Vaudoyer, the displaced keeper, a peasant on the Ronquerolles estate, was only fit, like most field-keepers, to stalk about, and gossip, and let himself be petted by the poor of the district, who asked nothing better than to corrupt at subaltern authority,—the advanced guard, as it were, of the land-owners. He knew Soudry, the brigadier at Soulanges, for brigadiers of gendarmerie, performing functions that are semi-judicial in drawing up criminal indictments, have much to do with the rural keepers, who are, in fact, their natural spies.
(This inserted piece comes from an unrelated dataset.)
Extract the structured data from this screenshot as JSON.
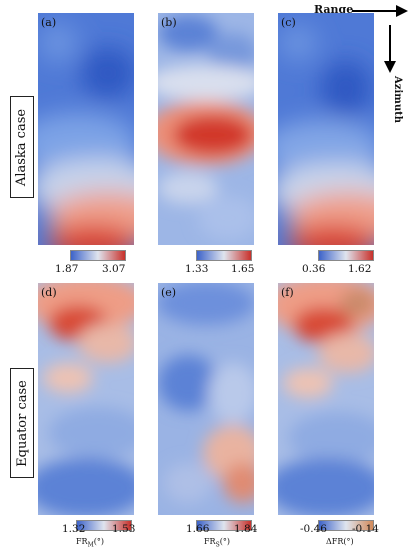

Soudry, being appealed to, sent Vaudoyer to Gaubertin, who received his old acquaintance very cordially, and invited him to drink while listening to the recital of his troubles.
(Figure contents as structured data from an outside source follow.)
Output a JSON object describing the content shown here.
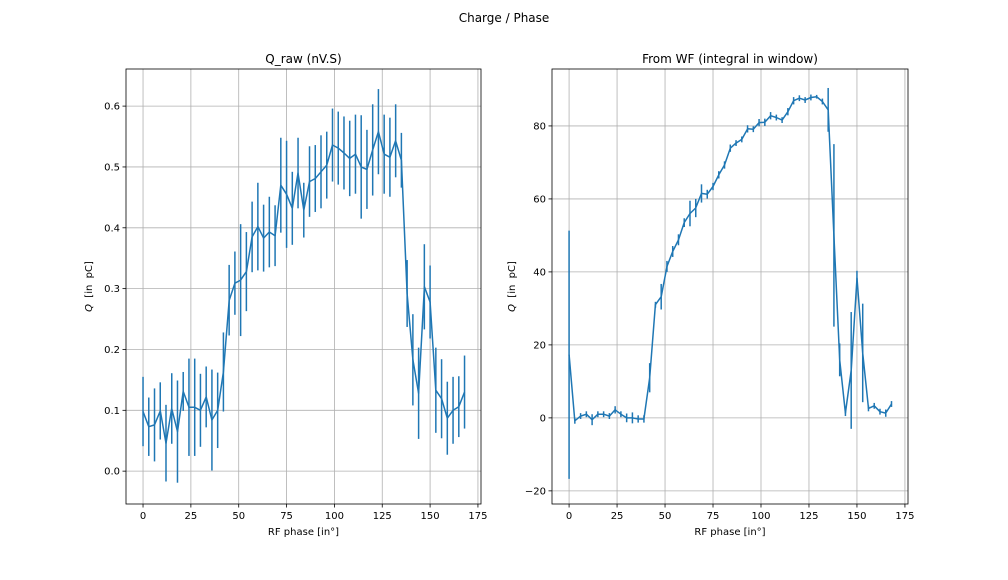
{
  "figure_title": "Charge / Phase",
  "chart_data": [
    {
      "type": "line",
      "title": "Q_raw (nV.S)",
      "xlabel": "RF phase [in°]",
      "ylabel": "Q  [in  pC]",
      "xlim": [
        -8.9,
        176.6
      ],
      "ylim": [
        -0.054,
        0.661
      ],
      "xticks": [
        0,
        25,
        50,
        75,
        100,
        125,
        150,
        175
      ],
      "yticks": [
        0.0,
        0.1,
        0.2,
        0.3,
        0.4,
        0.5,
        0.6
      ],
      "ytick_format": 1,
      "grid": true,
      "color": "#1f77b4",
      "x": [
        0,
        3,
        6,
        9,
        12,
        15,
        18,
        21,
        24,
        27,
        30,
        33,
        36,
        39,
        42,
        45,
        48,
        51,
        54,
        57,
        60,
        63,
        66,
        69,
        72,
        75,
        78,
        81,
        84,
        87,
        90,
        93,
        96,
        99,
        102,
        105,
        108,
        111,
        114,
        117,
        120,
        123,
        126,
        129,
        132,
        135,
        138,
        141,
        144,
        147,
        150,
        153,
        156,
        159,
        162,
        165,
        168
      ],
      "y": [
        0.098,
        0.073,
        0.076,
        0.099,
        0.046,
        0.103,
        0.065,
        0.131,
        0.105,
        0.105,
        0.1,
        0.122,
        0.084,
        0.1,
        0.163,
        0.281,
        0.309,
        0.314,
        0.328,
        0.385,
        0.402,
        0.383,
        0.393,
        0.387,
        0.47,
        0.455,
        0.432,
        0.49,
        0.429,
        0.476,
        0.481,
        0.492,
        0.503,
        0.536,
        0.531,
        0.523,
        0.514,
        0.521,
        0.5,
        0.496,
        0.528,
        0.558,
        0.521,
        0.516,
        0.543,
        0.511,
        0.292,
        0.183,
        0.128,
        0.303,
        0.278,
        0.133,
        0.119,
        0.087,
        0.1,
        0.106,
        0.13
      ],
      "yerr": [
        0.057,
        0.048,
        0.06,
        0.047,
        0.063,
        0.058,
        0.084,
        0.032,
        0.08,
        0.08,
        0.06,
        0.05,
        0.083,
        0.062,
        0.065,
        0.058,
        0.052,
        0.092,
        0.065,
        0.058,
        0.072,
        0.055,
        0.058,
        0.05,
        0.078,
        0.088,
        0.06,
        0.058,
        0.045,
        0.058,
        0.055,
        0.06,
        0.055,
        0.06,
        0.06,
        0.06,
        0.062,
        0.065,
        0.085,
        0.065,
        0.075,
        0.07,
        0.065,
        0.065,
        0.06,
        0.045,
        0.055,
        0.075,
        0.075,
        0.07,
        0.06,
        0.07,
        0.065,
        0.06,
        0.055,
        0.05,
        0.06
      ]
    },
    {
      "type": "line",
      "title": "From WF (integral in window)",
      "xlabel": "RF phase [in°]",
      "ylabel": "Q  [in  pC]",
      "xlim": [
        -8.9,
        176.6
      ],
      "ylim": [
        -23.6,
        95.6
      ],
      "xticks": [
        0,
        25,
        50,
        75,
        100,
        125,
        150,
        175
      ],
      "yticks": [
        -20,
        0,
        20,
        40,
        60,
        80
      ],
      "ytick_format": 0,
      "grid": true,
      "color": "#1f77b4",
      "x": [
        0,
        3,
        6,
        9,
        12,
        15,
        18,
        21,
        24,
        27,
        30,
        33,
        36,
        39,
        42,
        45,
        48,
        51,
        54,
        57,
        60,
        63,
        66,
        69,
        72,
        75,
        78,
        81,
        84,
        87,
        90,
        93,
        96,
        99,
        102,
        105,
        108,
        111,
        114,
        117,
        120,
        123,
        126,
        129,
        132,
        135,
        138,
        141,
        144,
        147,
        150,
        153,
        156,
        159,
        162,
        165,
        168
      ],
      "y": [
        17.3,
        -0.8,
        0.5,
        1,
        -0.5,
        1,
        1,
        0.5,
        2.2,
        1,
        0,
        0,
        -0.3,
        -0.3,
        11,
        31,
        33.2,
        41.5,
        45.6,
        48.8,
        53.5,
        56,
        57.5,
        61.5,
        61.3,
        63.4,
        66.6,
        69.3,
        73.9,
        75.3,
        76.3,
        79.2,
        79.1,
        80.9,
        81,
        82.8,
        82.3,
        81.6,
        83.9,
        86.9,
        87.6,
        87.1,
        87.8,
        88,
        86.7,
        84.4,
        50,
        15.9,
        1.3,
        13,
        38.3,
        17.8,
        2.6,
        3.3,
        1.7,
        1.3,
        3.8
      ],
      "yerr": [
        34,
        0.8,
        0.8,
        0.8,
        1.5,
        0.8,
        0.8,
        0.8,
        1,
        0.8,
        1.2,
        1.5,
        1,
        1,
        4,
        0.8,
        3.5,
        1.5,
        1.5,
        1.5,
        1.2,
        3.5,
        2.5,
        2.5,
        1.2,
        1,
        1,
        1,
        1,
        0.8,
        0.8,
        1,
        0.8,
        1,
        1,
        1,
        0.8,
        0.8,
        1,
        1,
        0.8,
        0.8,
        0.8,
        0.5,
        0.8,
        6,
        25,
        4.5,
        0.8,
        16,
        2,
        13.5,
        0.8,
        0.8,
        0.8,
        1,
        0.8
      ]
    }
  ]
}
“My dear friend,” said the mayor of Ville-aux-Fayes, who could talk to every man in his own language, “what has happened to you is likely to happen to us all. The nobles are back upon us. The men to whom the Emperor gave titles make common cause with the old nobility. They all want to crush the people, re-establish their former rights and take our property from us. But we are Burgundians; we must resist, and drive those Arminacs back to Paris. Return to Blangy; you shall be agent for Monsieur Polissard, the wood-merchant, who is contractor for the forest of Ronquerolles. Don’t be uneasy, my lad; I’ll find you enough to do for the whole of the coming year. But remember one thing; the wood is for ourselves! Not a single depredation, or the thing is at an end. Send all interlopers to Les Aigues. If there’s brush or fagots to sell make people buy ours; don’t let them buy of Les Aigues. You’ll get back to your place as field-keeper before long; this thing can’t last. The general will get sick of living among thieves. Did you know that that Shopman called me a thief, me!—son of the stanchest and most incorruptible of republicans; me!—the son in law of Mouchon, that famous representative of the people, who died without leaving me enough to bury him?”
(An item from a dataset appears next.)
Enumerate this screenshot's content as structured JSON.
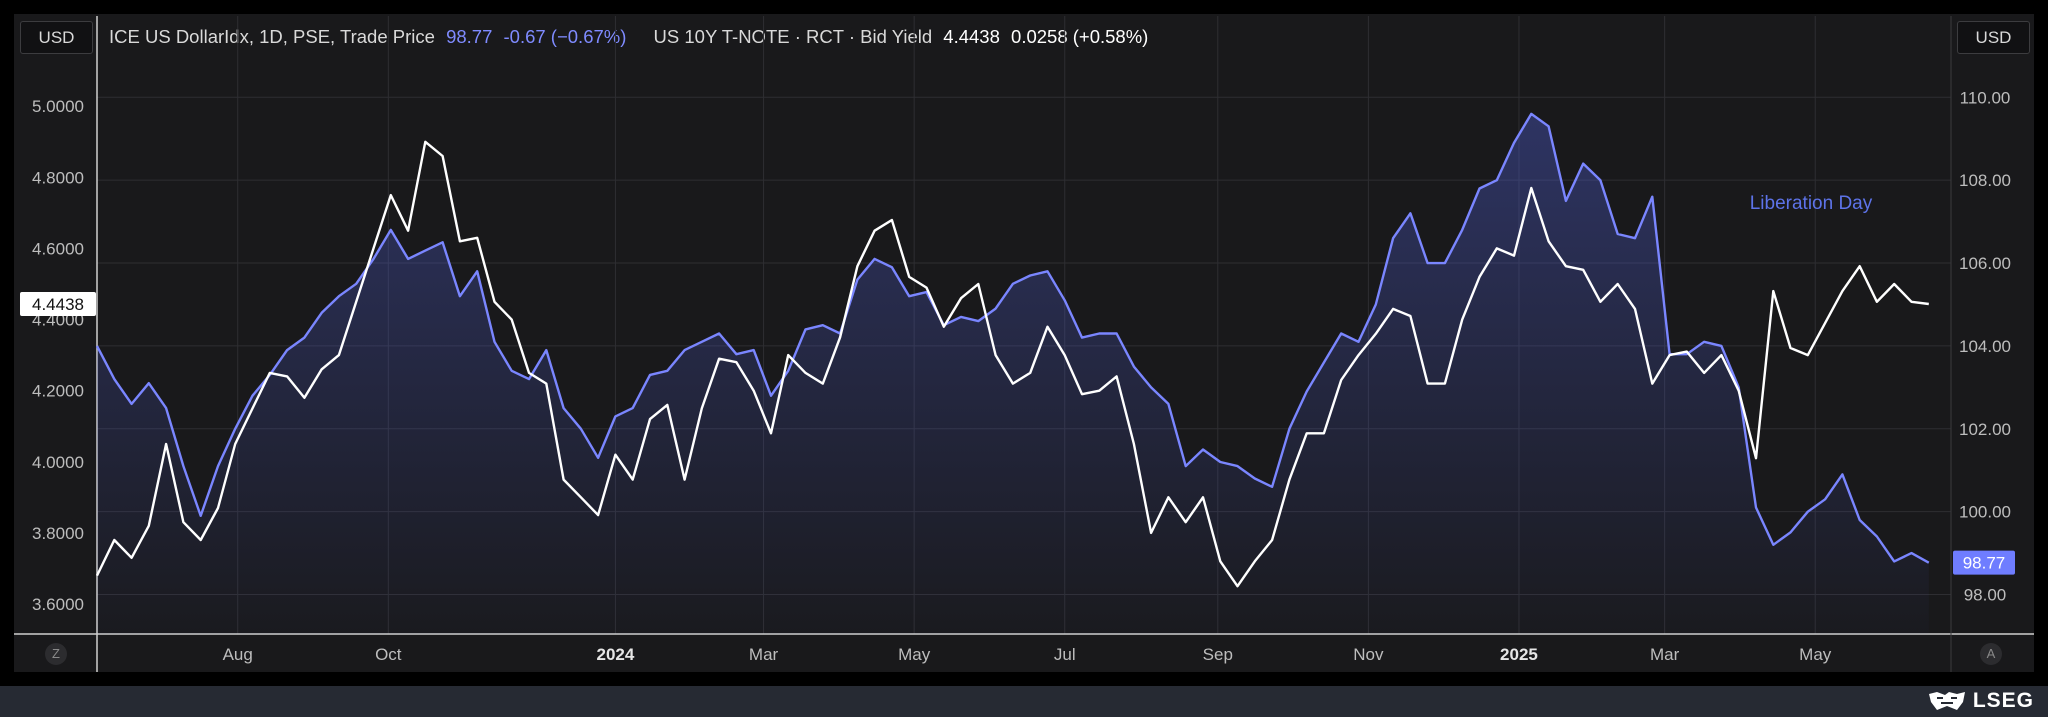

The general raised the salary of the new field-keeper to three hundred francs; and built a town-hall, in which he gave him a residence. Then he married him to a daughter of one of his tenant-farmers, who had lately died, leaving her an orphan with three acres of vineyard. Groison attached himself to the general as a dog to his master. This legitimate fidelity was admitted by the whole community. The keeper was feared and respected, but like the captain of a vessel whose ship’s company hate him; the peasantry shunned him as they would a leper. Met either in silence or with sarcasms veiled under a show of good-humor, the new keeper was a sentinel watched by other sentinels. He could do nothing against such numbers. The delinquents took delight in plotting depredations which it was impossible for him to prove, and the old soldier grew furious at his helplessness. Groison found the excitement of a war of factions in his duties, and all the pleasures of the chase,—a chase after petty delinquents.